Let $R = \mathbb{Q}[\sqrt2]$ = {$\alpha + \beta\sqrt2 \;|\; \alpha, \beta \in \mathbb{Q}$} and $z = a + b\sqrt2$ with $a,b \in \mathbb{Q}$

1. Prove or disprove R is a field.
2. Prove $(a + b\sqrt2)(a - b\sqrt2) \neq0$ where $a,b \in \mathbb{Q}$
3. Prove that $(a+b\sqrt2) \in U(R)$

My attempt: 1. Working on it...

2. $(a + b\sqrt2)(a - b\sqrt2) = a^2 - (\sqrt2)^2b^2$. Since $\sqrt2$ is not a rational number, $a^2 - 2b^2 \neq 0$

3. Confused.

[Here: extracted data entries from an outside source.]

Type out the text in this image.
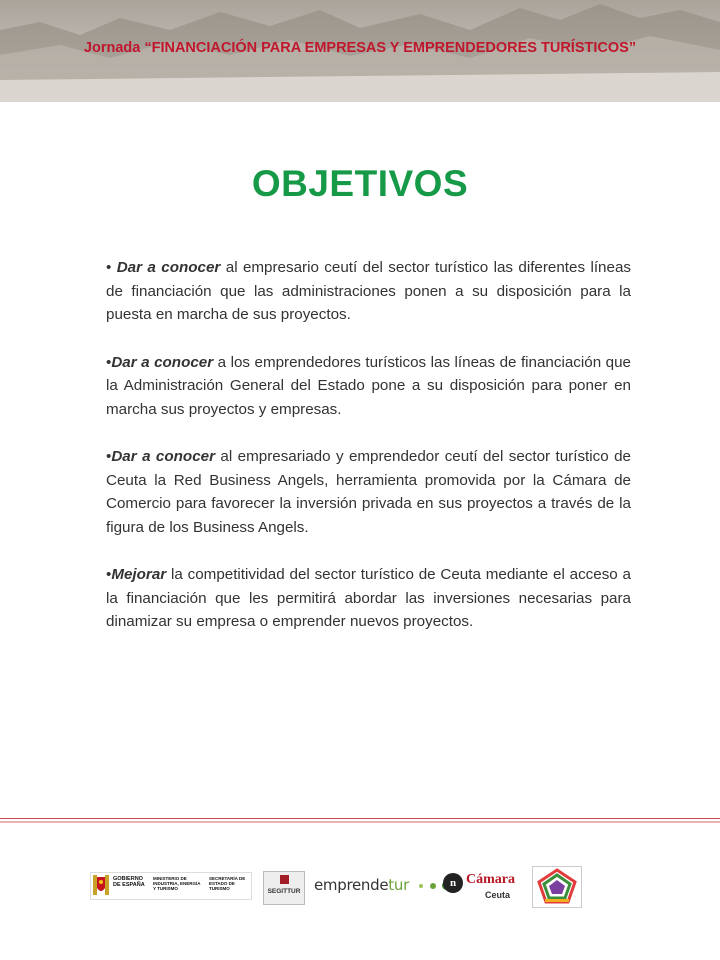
Jornada “FINANCIACIÓN PARA EMPRESAS Y EMPRENDEDORES TURÍSTICOS”
OBJETIVOS

• Dar a conocer al empresario ceutí del sector turístico las diferentes líneas de financiación que las administraciones ponen a su disposición para la puesta en marcha de sus proyectos.

•Dar a conocer a los emprendedores turísticos las líneas de financiación que la Administración General del Estado pone a su disposición para poner en marcha sus proyectos y empresas.

•Dar a conocer al empresariado y emprendedor ceutí del sector turístico de Ceuta la Red Business Angels, herramienta promovida por la Cámara de Comercio para favorecer la inversión privada en sus proyectos a través de la figura de los Business Angels.

•Mejorar la competitividad del sector turístico de Ceuta mediante el acceso a la financiación que les permitirá abordar las inversiones necesarias para dinamizar su empresa o emprender nuevos proyectos.

GOBIERNO DE ESPAÑA
MINISTERIO DE INDUSTRIA, ENERGÍA Y TURISMO
SECRETARÍA DE ESTADO DE TURISMO	SEGITTUR emprendetur	n Cámara
Ceuta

I know I need to show $(a + b\sqrt2)(a - b\sqrt2)$ = 1 to be in $U(R)$ but not exactly sure how to proceed.

Answer 1

$$\frac{a}{a^2-2b^2}-\frac{b}{a^2-2b^2}\sqrt{2}=(a+b\sqrt{2})^{-1}$$ whenever $a$ and $b$ are not simultaneously $0$

Answer 2

Hint: (1) Let $\alpha = \sqrt{2}$ and $J = \{f(x) \in R[x] ; f(\alpha) = 0\}$

$$\frac{ R[x]}{J} \simeq R[\alpha]$$

$J$ is maximal then $ \frac{R[x]}{J}$ is a field.